Selon la communication gouvernementale à ce sujet, les financements étaient alors bouclés pour la construction de trois ouvrages d’envergure : le barrage de régulation de Lom Pangar avec un réservoir d’une capacité utile de 6 milliards de mètres cubes, permettant d’augmenter la capacité de régularisation du fleuve Sanaga et donc de saturer, en période d’étiage, les centrales hydroélectriques actuelles ou à construire en aval. Dans un second temps, une usine de production de 30 MW est appelée à approvisionner la région de l’Est. La retenue d’eau de Lom Pangar est réalisée depuis plus de trois ans et, c’est pendant la construction de l’usine de production que l’on s’est rendu compte qu’il y avait une ligne de transport à construire…
Dans la foulée, les chantiers de Memve’ele (211 MW), Mekin (10 MW), Nachtigal (420 MW), Song Ndonq (270 MW), Menchum (72 MW), Makaï (350 MW), Njock (200 MW), Bini à Warak (75 MW), Grand-Eweng (1800 MW), Katsina-Ala (485 MW), Ngoiia (84 MW), Mouila-Mogue’ (420 MW), Kikot (450 MW) ou encore Cholet (600 MW) ont été annoncés. Le financement de certains étant par ailleurs réputé déjà bouclé. Mais tout cela relève beaucoup plus de la propagande car l’effectivité reste encore à prouver.
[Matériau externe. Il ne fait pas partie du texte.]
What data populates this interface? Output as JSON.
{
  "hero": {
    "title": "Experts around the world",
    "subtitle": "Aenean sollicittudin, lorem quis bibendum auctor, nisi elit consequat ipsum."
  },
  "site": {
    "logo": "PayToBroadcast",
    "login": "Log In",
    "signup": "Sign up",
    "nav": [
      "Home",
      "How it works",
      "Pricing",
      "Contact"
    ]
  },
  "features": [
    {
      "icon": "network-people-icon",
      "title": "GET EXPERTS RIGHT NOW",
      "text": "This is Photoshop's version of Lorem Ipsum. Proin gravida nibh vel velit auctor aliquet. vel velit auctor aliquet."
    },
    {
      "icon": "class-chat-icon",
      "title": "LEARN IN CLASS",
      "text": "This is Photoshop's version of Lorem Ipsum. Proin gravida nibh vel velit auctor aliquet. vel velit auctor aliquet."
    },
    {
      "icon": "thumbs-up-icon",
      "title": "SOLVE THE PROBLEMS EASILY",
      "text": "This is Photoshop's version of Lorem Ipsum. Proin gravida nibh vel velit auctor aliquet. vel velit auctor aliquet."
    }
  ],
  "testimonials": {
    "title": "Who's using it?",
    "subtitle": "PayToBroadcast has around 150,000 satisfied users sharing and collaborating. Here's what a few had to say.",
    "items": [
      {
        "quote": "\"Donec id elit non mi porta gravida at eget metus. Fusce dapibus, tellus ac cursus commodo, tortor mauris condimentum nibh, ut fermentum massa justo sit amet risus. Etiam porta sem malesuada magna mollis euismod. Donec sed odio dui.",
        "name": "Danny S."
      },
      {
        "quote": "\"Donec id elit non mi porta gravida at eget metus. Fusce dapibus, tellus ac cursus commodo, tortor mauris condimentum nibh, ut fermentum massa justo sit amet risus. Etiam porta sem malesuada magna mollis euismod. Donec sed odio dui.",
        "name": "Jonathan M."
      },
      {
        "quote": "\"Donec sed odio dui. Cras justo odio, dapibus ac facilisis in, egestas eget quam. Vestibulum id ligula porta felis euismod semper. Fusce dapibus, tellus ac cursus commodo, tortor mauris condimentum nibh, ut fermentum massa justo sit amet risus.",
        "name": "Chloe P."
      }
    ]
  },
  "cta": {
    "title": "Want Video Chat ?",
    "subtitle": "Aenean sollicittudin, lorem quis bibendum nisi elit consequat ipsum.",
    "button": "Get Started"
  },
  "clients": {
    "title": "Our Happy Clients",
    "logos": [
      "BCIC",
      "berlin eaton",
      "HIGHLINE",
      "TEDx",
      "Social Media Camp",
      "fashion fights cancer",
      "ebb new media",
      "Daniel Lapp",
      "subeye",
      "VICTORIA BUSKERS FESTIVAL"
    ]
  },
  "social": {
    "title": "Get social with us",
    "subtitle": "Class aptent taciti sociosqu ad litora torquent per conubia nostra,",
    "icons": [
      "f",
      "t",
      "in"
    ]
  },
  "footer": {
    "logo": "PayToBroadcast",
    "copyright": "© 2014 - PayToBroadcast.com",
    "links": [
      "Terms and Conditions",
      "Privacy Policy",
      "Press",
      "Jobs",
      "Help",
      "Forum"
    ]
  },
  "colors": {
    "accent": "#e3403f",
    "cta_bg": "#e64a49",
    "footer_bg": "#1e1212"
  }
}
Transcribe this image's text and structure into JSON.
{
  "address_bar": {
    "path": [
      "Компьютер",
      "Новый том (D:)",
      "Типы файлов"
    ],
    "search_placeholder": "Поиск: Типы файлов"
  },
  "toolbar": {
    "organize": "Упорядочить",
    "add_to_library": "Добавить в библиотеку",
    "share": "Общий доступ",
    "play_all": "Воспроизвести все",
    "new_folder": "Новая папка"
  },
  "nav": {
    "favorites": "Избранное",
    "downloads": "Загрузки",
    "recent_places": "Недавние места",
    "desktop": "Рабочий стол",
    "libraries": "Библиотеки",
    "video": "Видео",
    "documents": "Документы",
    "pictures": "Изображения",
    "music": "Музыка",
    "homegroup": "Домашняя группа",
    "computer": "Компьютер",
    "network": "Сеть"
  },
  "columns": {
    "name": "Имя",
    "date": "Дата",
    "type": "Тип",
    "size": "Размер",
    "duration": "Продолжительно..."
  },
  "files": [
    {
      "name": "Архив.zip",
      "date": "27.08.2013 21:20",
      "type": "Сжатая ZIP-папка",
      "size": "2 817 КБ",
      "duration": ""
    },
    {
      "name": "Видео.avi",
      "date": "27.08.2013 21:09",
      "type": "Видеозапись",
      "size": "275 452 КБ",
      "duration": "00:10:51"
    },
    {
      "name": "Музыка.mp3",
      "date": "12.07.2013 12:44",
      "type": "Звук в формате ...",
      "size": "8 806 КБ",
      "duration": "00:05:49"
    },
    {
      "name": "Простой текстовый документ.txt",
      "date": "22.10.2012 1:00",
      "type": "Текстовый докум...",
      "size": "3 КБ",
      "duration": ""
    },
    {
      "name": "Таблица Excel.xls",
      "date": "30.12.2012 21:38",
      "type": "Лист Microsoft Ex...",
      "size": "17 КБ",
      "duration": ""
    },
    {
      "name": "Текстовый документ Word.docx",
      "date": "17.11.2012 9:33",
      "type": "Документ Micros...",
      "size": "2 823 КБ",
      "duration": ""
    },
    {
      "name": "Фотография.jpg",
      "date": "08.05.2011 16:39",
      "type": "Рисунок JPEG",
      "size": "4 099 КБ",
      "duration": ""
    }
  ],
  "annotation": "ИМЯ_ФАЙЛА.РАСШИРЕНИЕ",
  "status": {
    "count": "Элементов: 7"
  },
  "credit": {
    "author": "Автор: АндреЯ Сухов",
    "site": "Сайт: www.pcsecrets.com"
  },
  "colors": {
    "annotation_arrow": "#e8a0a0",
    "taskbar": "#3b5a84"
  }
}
La Stratégie nationale de développement (SND) sur laquelle nous avons largement exprimé notre scepticisme, entend pour la période 2020-2030, satisfaire la demande d’énergie de l’économie nationale, et exporter des exportations d’excédents vers les pays voisins, en portant sa capacité d’énergie électrique installée à 5000 MW. Cette stratégie de développement est officiellement basée sur un mix énergétique entre hydroélectricité, photovoltaïque, thermique, gaz et biomasse. La réalisation desdits projets privilégie l’approche des partenariats public-privé (PPP) et des productions indépendantes d’électricité (IPP). Le gouvernement annonce déjà que durant la première phase de ladite stratégie, encore appelée « Vision 2035 », la capacité installée du Cameroun a été portée à 90% en milieu urbain et 20% en milieu rural. Mais c’est justement au moment de cette annonce triomphaliste que les camerounais assistent à l’accentuation des délestages, en grande partie attribués à la vétusté des réseaux de transport et de distribution, à l’origine d’environ 40% de perte de l’énergie produite, selon des sources officielles.
Plus sombre, malgré des milliards engloutis, l’apport des barrages les plus récents, Lom Pangar, mais plus particulièrement Memve’ele et Mekin, dans la réduction du déficit énergétique reste toujours attendu même si le gouvernement parle du « niveau satisfaisant » de ces réalisations.
En conclusion, le Cameroun est encore loin, très loin, de sortir du noir. Cruel destin pour un pays qui ambitionne d’atteindre l’émergence dans 14 ans.